Когда с этим делом было покончено, мой приятель, нимало не медля, договорился об аудиенции у главы нашей районной администрации, у Владимира Сергеевича Василькова, которого он, хочешь не хочешь, должен был посвятить в свой несусветный план. Владимир Сергеевич в тот день мучился с похмелья и пил капустный рассол, тоскливо посматривая в окно.

Как и этого пронять, Пузырев знал; он осторожно уселся напротив, напустил на лицо хитрое выражение и сказал:

— Есть средство сказочно обогатиться и при этом не сесть в тюрьму.

— А именно? — через силу заинтересовался глава администрации Васильков.
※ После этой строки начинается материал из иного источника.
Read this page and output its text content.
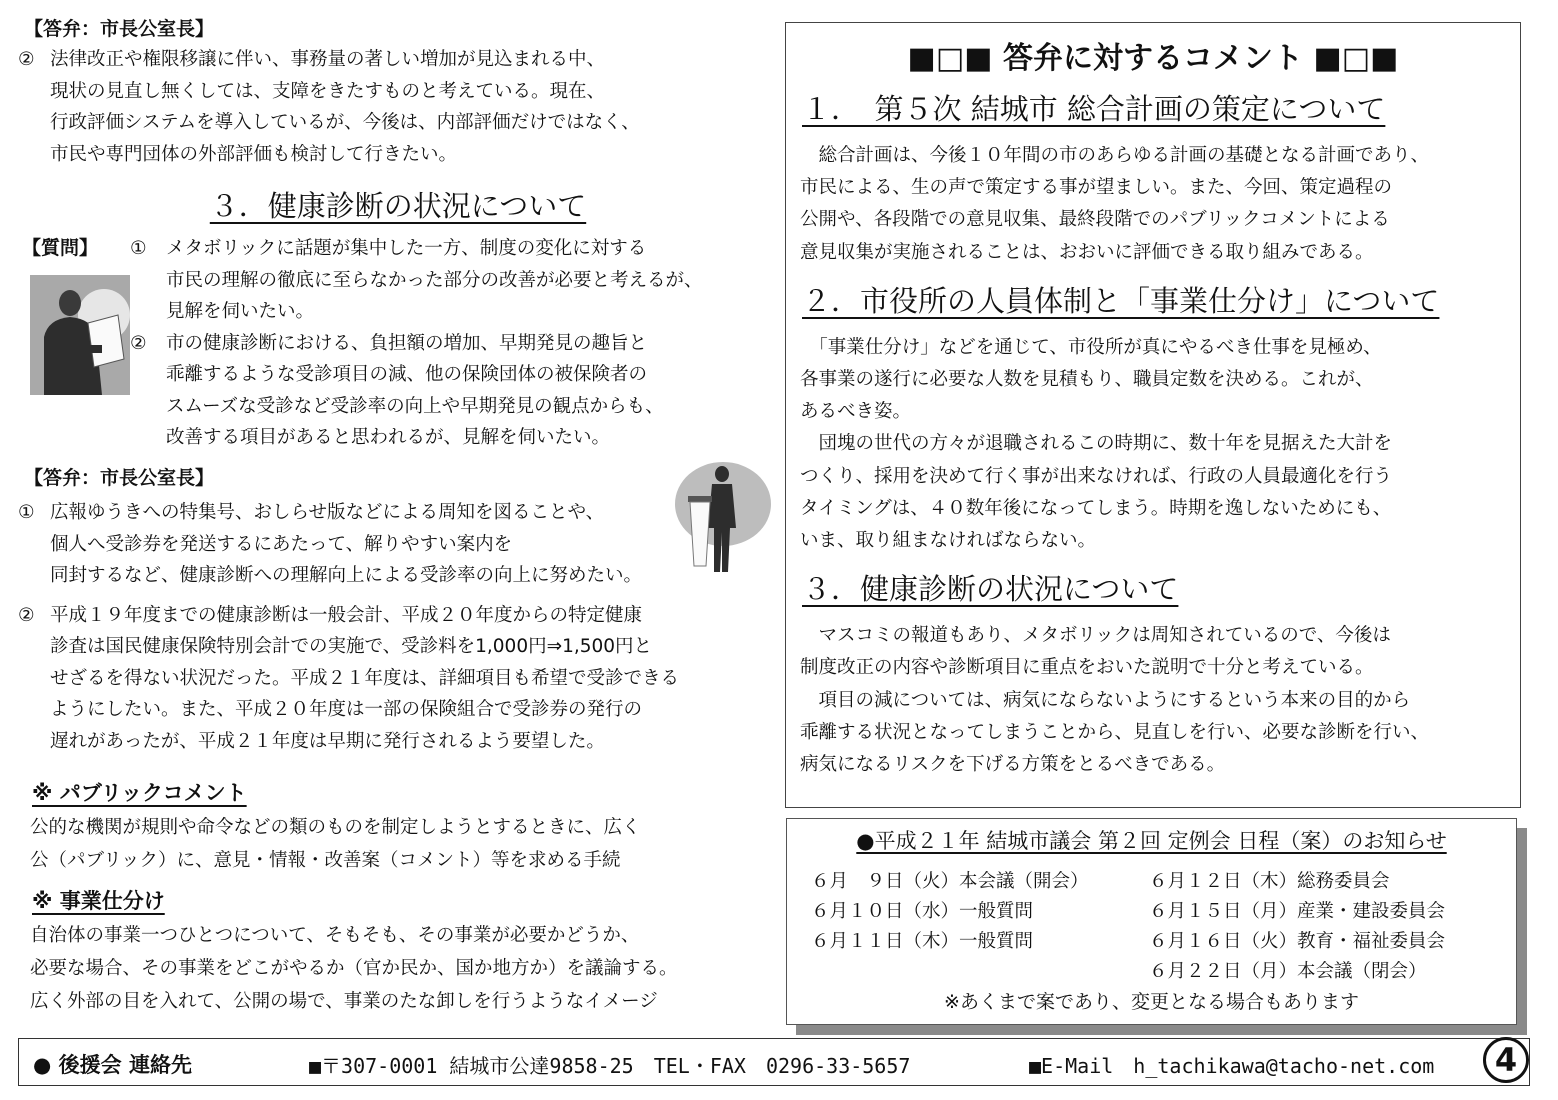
【答弁：市長公室長】
② 法律改正や権限移譲に伴い、事務量の著しい増加が見込まれる中、
現状の見直し無くしては、支障をきたすものと考えている。現在、
行政評価システムを導入しているが、今後は、内部評価だけではなく、
市民や専門団体の外部評価も検討して行きたい。
３．健康診断の状況について
【質問】 ①	メタボリックに話題が集中した一方、制度の変化に対する
市民の理解の徹底に至らなかった部分の改善が必要と考えるが、
見解を伺いたい。
②	市の健康診断における、負担額の増加、早期発見の趣旨と
乖離するような受診項目の減、他の保険団体の被保険者の
スムーズな受診など受診率の向上や早期発見の観点からも、
改善する項目があると思われるが、見解を伺いたい。
【答弁：市長公室長】
① 広報ゆうきへの特集号、おしらせ版などによる周知を図ることや、
個人へ受診券を発送するにあたって、解りやすい案内を
同封するなど、健康診断への理解向上による受診率の向上に努めたい。
② 平成１９年度までの健康診断は一般会計、平成２０年度からの特定健康
診査は国民健康保険特別会計での実施で、受診料を1,000円⇒1,500円と
せざるを得ない状況だった。平成２１年度は、詳細項目も希望で受診できる
ようにしたい。また、平成２０年度は一部の保険組合で受診券の発行の
遅れがあったが、平成２１年度は早期に発行されるよう要望した。
※ パブリックコメント
公的な機関が規則や命令などの類のものを制定しようとするときに、広く
公（パブリック）に、意見・情報・改善案（コメント）等を求める手続
※ 事業仕分け
自治体の事業一つひとつについて、そもそも、その事業が必要かどうか、
必要な場合、その事業をどこがやるか（官か民か、国か地方か）を議論する。
広く外部の目を入れて、公開の場で、事業のたな卸しを行うようなイメージ
■□■ 答弁に対するコメント ■□■
１．　第５次 結城市 総合計画の策定について
　総合計画は、今後１０年間の市のあらゆる計画の基礎となる計画であり、
市民による、生の声で策定する事が望ましい。また、今回、策定過程の
公開や、各段階での意見収集、最終段階でのパブリックコメントによる
意見収集が実施されることは、おおいに評価できる取り組みである。
２．市役所の人員体制と「事業仕分け」について
　「事業仕分け」などを通じて、市役所が真にやるべき仕事を見極め、
各事業の遂行に必要な人数を見積もり、職員定数を決める。これが、
あるべき姿。
　団塊の世代の方々が退職されるこの時期に、数十年を見据えた大計を
つくり、採用を決めて行く事が出来なければ、行政の人員最適化を行う
タイミングは、４０数年後になってしまう。時期を逸しないためにも、
いま、取り組まなければならない。
３．健康診断の状況について
　マスコミの報道もあり、メタボリックは周知されているので、今後は
制度改正の内容や診断項目に重点をおいた説明で十分と考えている。
　項目の減については、病気にならないようにするという本来の目的から
乖離する状況となってしまうことから、見直しを行い、必要な診断を行い、
病気になるリスクを下げる方策をとるべきである。
●平成２１年 結城市議会 第２回 定例会 日程（案）のお知らせ
６月　９日（火）本会議（開会）
６月１０日（水）一般質問
６月１１日（木）一般質問
６月１２日（木）総務委員会
６月１５日（月）産業・建設委員会
６月１６日（火）教育・福祉委員会
６月２２日（月）本会議（閉会）
※あくまで案であり、変更となる場合もあります
● 後援会 連絡先	■〒307-0001 結城市公達9858-25　TEL・FAX　0296-33-5657	■E-Mail　h_tachikawa@tacho-net.com	4
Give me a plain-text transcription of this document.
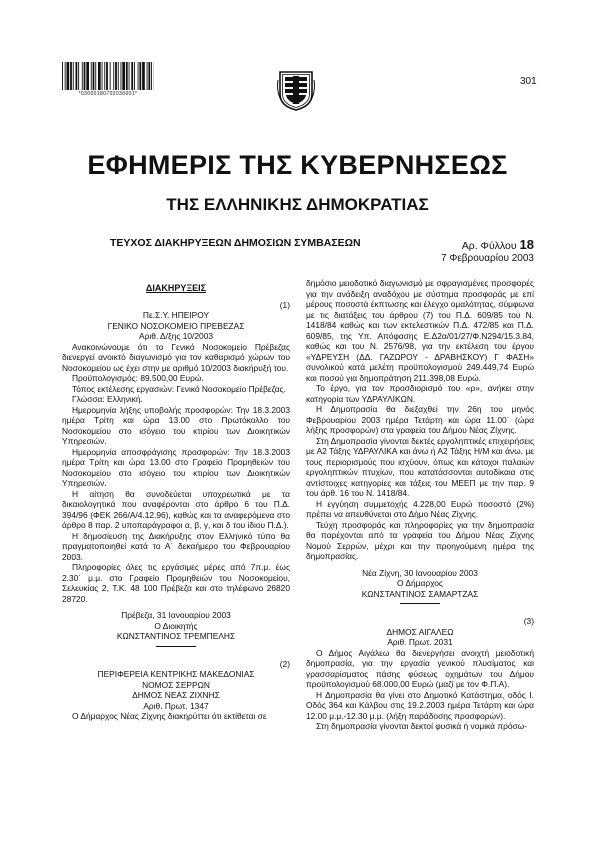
*03000180702030001*
301
ΕΦΗΜΕΡΙΣ ΤΗΣ ΚΥΒΕΡΝΗΣΕΩΣ
ΤΗΣ ΕΛΛΗΝΙΚΗΣ ΔΗΜΟΚΡΑΤΙΑΣ
ΤΕΥΧΟΣ ΔΙΑΚΗΡΥΞΕΩΝ ΔΗΜΟΣΙΩΝ ΣΥΜΒΑΣΕΩΝ	Αρ. Φύλλου 18
7 Φεβρουαρίου 2003

ΔΙΑΚΗΡΥΞΕΙΣ

(1)

Πε.Σ.Υ. ΗΠΕΙΡΟΥ

ΓΕΝΙΚΟ ΝΟΣΟΚΟΜΕΙΟ ΠΡΕΒΕΖΑΣ

Αριθ. Δ/ξης 10/2003

Ανακοινώνουμε ότι το Γενικό Νοσοκομείο Πρέβεζας διενεργεί ανοικτό διαγωνισμό για τον καθαρισμό χώρων του Νοσοκομείου ως έχει στην με αριθμό 10/2003 διακήρυξή του.

Προϋπολογισμός: 89.500,00 Ευρώ.

Τόπος εκτέλεσης εργασιών: Γενικό Νοσοκομείο Πρέβεζας.

Γλώσσα: Ελληνική.

Ημερομηνία λήξης υποβολής προσφορών: Την 18.3.2003 ημέρα Τρίτη και ώρα 13.00 στο Πρωτόκολλο του Νοσοκομείου στο ισόγειο του κτιρίου των Διοικητικών Υπηρεσιών.

Ημερομηνία αποσφράγισης προσφορών: Την 18.3.2003 ημέρα Τρίτη και ώρα 13.00 στο Γραφείο Προμηθειών του Νοσοκομείου στο ισόγειο του κτιρίου των Διοικητικών Υπηρεσιών.

Η αίτηση θα συνοδεύεται υποχρεωτικά με τα δικαιολογητικά που αναφέρονται στο άρθρο 6 του Π.Δ. 394/96 (ΦΕΚ 266/Α/4.12.96), καθώς και τα αναφερόμενα στο άρθρο 8 παρ. 2 υποπαράγραφοι α, β, γ, και δ του ίδιου Π.Δ.).

Η δημοσίευση της Διακήρυξης στον Ελληνικό τύπο θα πραγματοποιηθεί κατά το Α΄ δεκαήμερο του Φεβρουαρίου 2003.

Πληροφορίες όλες τις εργάσιμες μέρες από 7π.μ. έως 2.30΄ μ.μ. στο Γραφείο Προμηθειών του Νοσοκομείου, Σελευκίας 2, Τ.Κ. 48 100 Πρέβεζα και στο τηλέφωνο 26820 28720.

Πρέβεζα, 31 Ιανουαρίου 2003

Ο Διοικητής

ΚΩΝΣΤΑΝΤΙΝΟΣ ΤΡΕΜΠΕΛΗΣ

(2)

ΠΕΡΙΦΕΡΕΙΑ ΚΕΝΤΡΙΚΗΣ ΜΑΚΕΔΟΝΙΑΣ

ΝΟΜΟΣ ΣΕΡΡΩΝ

ΔΗΜΟΣ ΝΕΑΣ ΖΙΧΝΗΣ

Αριθ. Πρωτ. 1347

Ο Δήμαρχος Νέας Ζίχνης διακηρύττει ότι εκτίθεται σε

δημόσιο μειοδοτικό διαγωνισμό με σφραγισμένες προσφορές για την ανάδειξη αναδόχου με σύστημα προσφοράς με επί μέρους ποσοστά έκπτωσης και έλεγχο ομαλότητας, σύμφωνα με τις διατάξεις του άρθρου (7) του Π.Δ. 609/85 του Ν. 1418/84 καθώς και των εκτελεστικών Π.Δ. 472/85 και Π.Δ. 609/85, της Υπ. Απόφασης Ε.Δ2α/01/27/Φ.Ν294/15.3.84, καθώς και του Ν. 2576/98, για την εκτέλεση του έργου «ΥΔΡΕΥΣΗ (ΔΔ. ΓΑΖΩΡΟΥ - ΔΡΑΒΗΣΚΟΥ) Γ ΦΑΣΗ» συνολικού κατά μελέτη προϋπολογισμού 249.449,74 Ευρώ και ποσού για δημοπράτηση 211.398,08 Ευρώ.

Το έργο, για τον προσδιορισμό του «ρ», ανήκει στην κατηγορία των ΥΔΡΑΥΛΙΚΩΝ.

Η Δημοπρασία θα διεξαχθεί την 26η του μηνός Φεβρουαρίου 2003 ημέρα Τετάρτη και ώρα 11.00΄ (ώρα λήξης προσφορών) στα γραφεία του Δήμου Νέας Ζίχνης.

Στη Δημοπρασία γίνονται δεκτές εργοληπτικές επιχειρήσεις με Α2 Τάξης ΥΔΡΑΥΛΙΚΑ και άνω ή Α2 Τάξης Η/Μ και άνω, με τους περιορισμούς που ισχύουν, όπως και κάτοχοι παλαιών εργοληπτικών πτυχίων, που κατατάσσονται αυτοδίκαια στις αντίστοιχες κατηγορίες και τάξεις του ΜΕΕΠ με την παρ. 9 του άρθ. 16 του Ν. 1418/84.

Η εγγύηση συμμετοχής 4.228,00 Ευρώ ποσοστό (2%) πρέπει να απευθύνεται στο Δήμο Νέας Ζίχνης.

Τεύχη προσφοράς και πληροφορίες για την δημοπρασία θα παρέχονται από τα γραφεία του Δήμου Νέας Ζίχνης Νομού Σερρών, μέχρι και την προηγούμενη ημέρα της δημοπρασίας.

Νέα Ζίχνη, 30 Ιανουαρίου 2003

Ο Δήμαρχος

ΚΩΝΣΤΑΝΤΙΝΟΣ ΣΑΜΑΡΤΖΑΣ

(3)

ΔΗΜΟΣ ΑΙΓΑΛΕΩ

Αριθ. Πρωτ. 2031

Ο Δήμος Αιγάλεω θα διενεργήσει ανοιχτή μειοδοτική δημοπρασία, για την εργασία γενικού πλυσίματος και γρασσαρίσματος πάσης φύσεως οχημάτων του Δήμου προϋπολογισμού 68.000,00 Ευρώ (μαζί με τον Φ.Π.Α).

Η Δημοπρασία θα γίνει στο Δημοτικό Κατάστημα, οδός Ι. Οδός 364 και Κάλβου στις 19.2.2003 ημέρα Τετάρτη και ώρα 12.00 μ.μ.-12.30 μ.μ. (λήξη παράδοσης προσφορών).

Στη δημοπρασία γίνονται δεκτοί φυσικά ή νομικά πρόσω-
Тогда Пузырев и развернул перед ним свой несусветный план. В заключение он сказал:

— Если назначить таксу за каждое пророчество хотя бы в сто рублей, то район озолотится в самый короткий срок. Этому сумасшедшему предсказателю мы, разумеется, ничего давать не будем, за исключением пачки печенья в день. А город в результате получит такие средства, что через год-другой это будут какие-то русские Канны минус кинофестиваль, хотя потом пусть будет и фестиваль. Как вам моя идея?

— Кромешный бред! — сказал Васильков, подняв на редактора замученные глаза. — Впрочем, я вам мешать не стану по той простой причине, что у нас тем эффективнее, чем чудней. Только одно условие: пишите в своей газете про что угодно, про надои, про грабительские цены на горюче-смазочные материалы, но забудьте про Сысоева и карьер. И вообще, выборы на носу.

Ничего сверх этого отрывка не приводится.